Google's Site Reliability Engineering (SRE) team combines software and systems engineering to build and maintain large-scale, distributed, fault-tolerant systems. As an SRE II, you'll be responsible for ensuring Google Cloud's services maintain optimal reliability and uptime while managing capacity and performance. The role involves complex problem-solving at scale, unique to Google Cloud's infrastructure.
The position requires strong coding skills, understanding of algorithms, and system design capabilities. You'll work on optimizing existing systems, building infrastructure, and creating automation solutions. The team values diversity, intellectual curiosity, and collaborative problem-solving in a blame-free environment.
Google offers a supportive environment for learning and growth, encouraging self-direction while providing necessary mentorship.
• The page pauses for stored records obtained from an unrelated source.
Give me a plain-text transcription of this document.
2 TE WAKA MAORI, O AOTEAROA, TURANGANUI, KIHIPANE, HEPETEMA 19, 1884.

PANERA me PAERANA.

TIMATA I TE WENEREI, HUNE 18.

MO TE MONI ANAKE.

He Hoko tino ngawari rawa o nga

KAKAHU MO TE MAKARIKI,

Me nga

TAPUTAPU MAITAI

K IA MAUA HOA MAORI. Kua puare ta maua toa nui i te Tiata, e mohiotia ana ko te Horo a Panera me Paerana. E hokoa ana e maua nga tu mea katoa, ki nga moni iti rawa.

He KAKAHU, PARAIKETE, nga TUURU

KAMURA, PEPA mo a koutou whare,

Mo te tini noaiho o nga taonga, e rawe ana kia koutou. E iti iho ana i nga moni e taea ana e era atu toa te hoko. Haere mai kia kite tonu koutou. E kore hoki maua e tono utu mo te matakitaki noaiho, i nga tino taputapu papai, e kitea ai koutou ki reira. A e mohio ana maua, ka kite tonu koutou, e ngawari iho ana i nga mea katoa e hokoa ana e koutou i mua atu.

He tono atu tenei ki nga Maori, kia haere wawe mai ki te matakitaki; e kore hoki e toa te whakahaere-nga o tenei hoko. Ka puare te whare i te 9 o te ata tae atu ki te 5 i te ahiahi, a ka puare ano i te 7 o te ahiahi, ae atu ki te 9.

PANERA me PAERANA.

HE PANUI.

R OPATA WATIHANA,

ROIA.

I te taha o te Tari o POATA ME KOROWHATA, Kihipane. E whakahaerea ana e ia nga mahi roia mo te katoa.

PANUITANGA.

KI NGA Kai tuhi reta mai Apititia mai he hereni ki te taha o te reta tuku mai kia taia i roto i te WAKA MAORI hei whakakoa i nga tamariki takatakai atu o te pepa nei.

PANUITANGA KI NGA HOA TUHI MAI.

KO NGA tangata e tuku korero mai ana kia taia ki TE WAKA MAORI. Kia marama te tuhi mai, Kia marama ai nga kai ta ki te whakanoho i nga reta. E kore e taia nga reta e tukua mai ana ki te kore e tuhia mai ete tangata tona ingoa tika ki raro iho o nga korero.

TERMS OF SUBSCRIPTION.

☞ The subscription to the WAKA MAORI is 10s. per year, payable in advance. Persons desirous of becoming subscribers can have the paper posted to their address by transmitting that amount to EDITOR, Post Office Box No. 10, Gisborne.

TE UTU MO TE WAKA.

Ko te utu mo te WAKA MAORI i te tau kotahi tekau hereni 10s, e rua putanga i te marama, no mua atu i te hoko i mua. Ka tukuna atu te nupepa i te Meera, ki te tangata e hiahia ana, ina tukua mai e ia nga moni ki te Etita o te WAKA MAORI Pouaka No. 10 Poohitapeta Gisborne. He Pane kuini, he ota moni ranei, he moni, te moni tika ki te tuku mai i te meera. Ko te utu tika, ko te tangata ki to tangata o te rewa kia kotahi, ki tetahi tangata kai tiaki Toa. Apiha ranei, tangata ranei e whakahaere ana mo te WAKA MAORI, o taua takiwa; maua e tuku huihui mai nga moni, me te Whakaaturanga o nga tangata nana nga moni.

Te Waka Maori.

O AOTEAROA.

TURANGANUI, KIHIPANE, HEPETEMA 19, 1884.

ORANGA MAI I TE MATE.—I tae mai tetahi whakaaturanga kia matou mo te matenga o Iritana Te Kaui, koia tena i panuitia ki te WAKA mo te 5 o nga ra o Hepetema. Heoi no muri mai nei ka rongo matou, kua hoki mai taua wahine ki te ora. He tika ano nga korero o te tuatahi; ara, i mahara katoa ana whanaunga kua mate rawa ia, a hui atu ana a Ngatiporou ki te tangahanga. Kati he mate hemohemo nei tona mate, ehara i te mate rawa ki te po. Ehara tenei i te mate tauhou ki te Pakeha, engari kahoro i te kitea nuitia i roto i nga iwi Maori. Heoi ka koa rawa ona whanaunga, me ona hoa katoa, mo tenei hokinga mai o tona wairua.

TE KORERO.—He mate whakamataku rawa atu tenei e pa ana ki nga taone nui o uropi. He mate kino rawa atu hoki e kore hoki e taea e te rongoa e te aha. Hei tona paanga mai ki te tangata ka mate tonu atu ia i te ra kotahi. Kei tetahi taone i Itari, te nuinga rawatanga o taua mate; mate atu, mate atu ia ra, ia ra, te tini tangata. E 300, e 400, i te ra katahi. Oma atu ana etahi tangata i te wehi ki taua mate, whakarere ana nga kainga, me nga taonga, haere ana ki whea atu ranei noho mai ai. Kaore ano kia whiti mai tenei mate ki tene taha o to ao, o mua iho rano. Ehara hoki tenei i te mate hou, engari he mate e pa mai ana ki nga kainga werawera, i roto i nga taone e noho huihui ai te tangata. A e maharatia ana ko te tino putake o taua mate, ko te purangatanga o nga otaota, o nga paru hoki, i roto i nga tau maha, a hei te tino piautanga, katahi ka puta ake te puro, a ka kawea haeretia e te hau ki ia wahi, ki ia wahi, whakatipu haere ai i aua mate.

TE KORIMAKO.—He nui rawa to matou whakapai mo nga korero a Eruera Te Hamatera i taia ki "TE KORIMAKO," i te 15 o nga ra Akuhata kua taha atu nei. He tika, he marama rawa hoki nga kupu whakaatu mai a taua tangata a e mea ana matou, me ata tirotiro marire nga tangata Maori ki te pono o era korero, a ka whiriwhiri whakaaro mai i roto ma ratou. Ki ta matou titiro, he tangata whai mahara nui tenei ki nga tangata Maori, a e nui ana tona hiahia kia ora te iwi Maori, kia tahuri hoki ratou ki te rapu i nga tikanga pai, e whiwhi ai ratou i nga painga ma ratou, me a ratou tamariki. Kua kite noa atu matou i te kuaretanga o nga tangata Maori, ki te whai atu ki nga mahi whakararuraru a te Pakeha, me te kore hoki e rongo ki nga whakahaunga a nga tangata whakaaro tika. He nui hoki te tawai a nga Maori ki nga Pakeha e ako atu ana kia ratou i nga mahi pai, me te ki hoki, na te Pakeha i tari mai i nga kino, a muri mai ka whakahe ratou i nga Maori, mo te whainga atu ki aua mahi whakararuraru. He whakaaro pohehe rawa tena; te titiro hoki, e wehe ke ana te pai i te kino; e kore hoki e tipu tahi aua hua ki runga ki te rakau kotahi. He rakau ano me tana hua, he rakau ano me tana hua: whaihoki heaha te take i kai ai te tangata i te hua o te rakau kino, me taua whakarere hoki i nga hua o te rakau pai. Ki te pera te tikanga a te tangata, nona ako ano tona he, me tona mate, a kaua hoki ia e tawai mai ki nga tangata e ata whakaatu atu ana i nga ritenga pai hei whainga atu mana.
The role presents an opportunity to work on meaningful projects that directly impact Google's critical infrastructure and customer-facing services.
The ideal candidate should have experience with distributed systems, a strong foundation in computer science, and a passion for system reliability and automation. You'll be part of a team that manages some of the world's largest computing systems while contributing to Google's engineering excellence.
Working at Google means joining a company committed to diversity, equal opportunity, and creating a culture of belonging. The role offers the chance to work with cutting-edge technology while collaborating with some of the industry's brightest minds in system reliability and infrastructure engineering.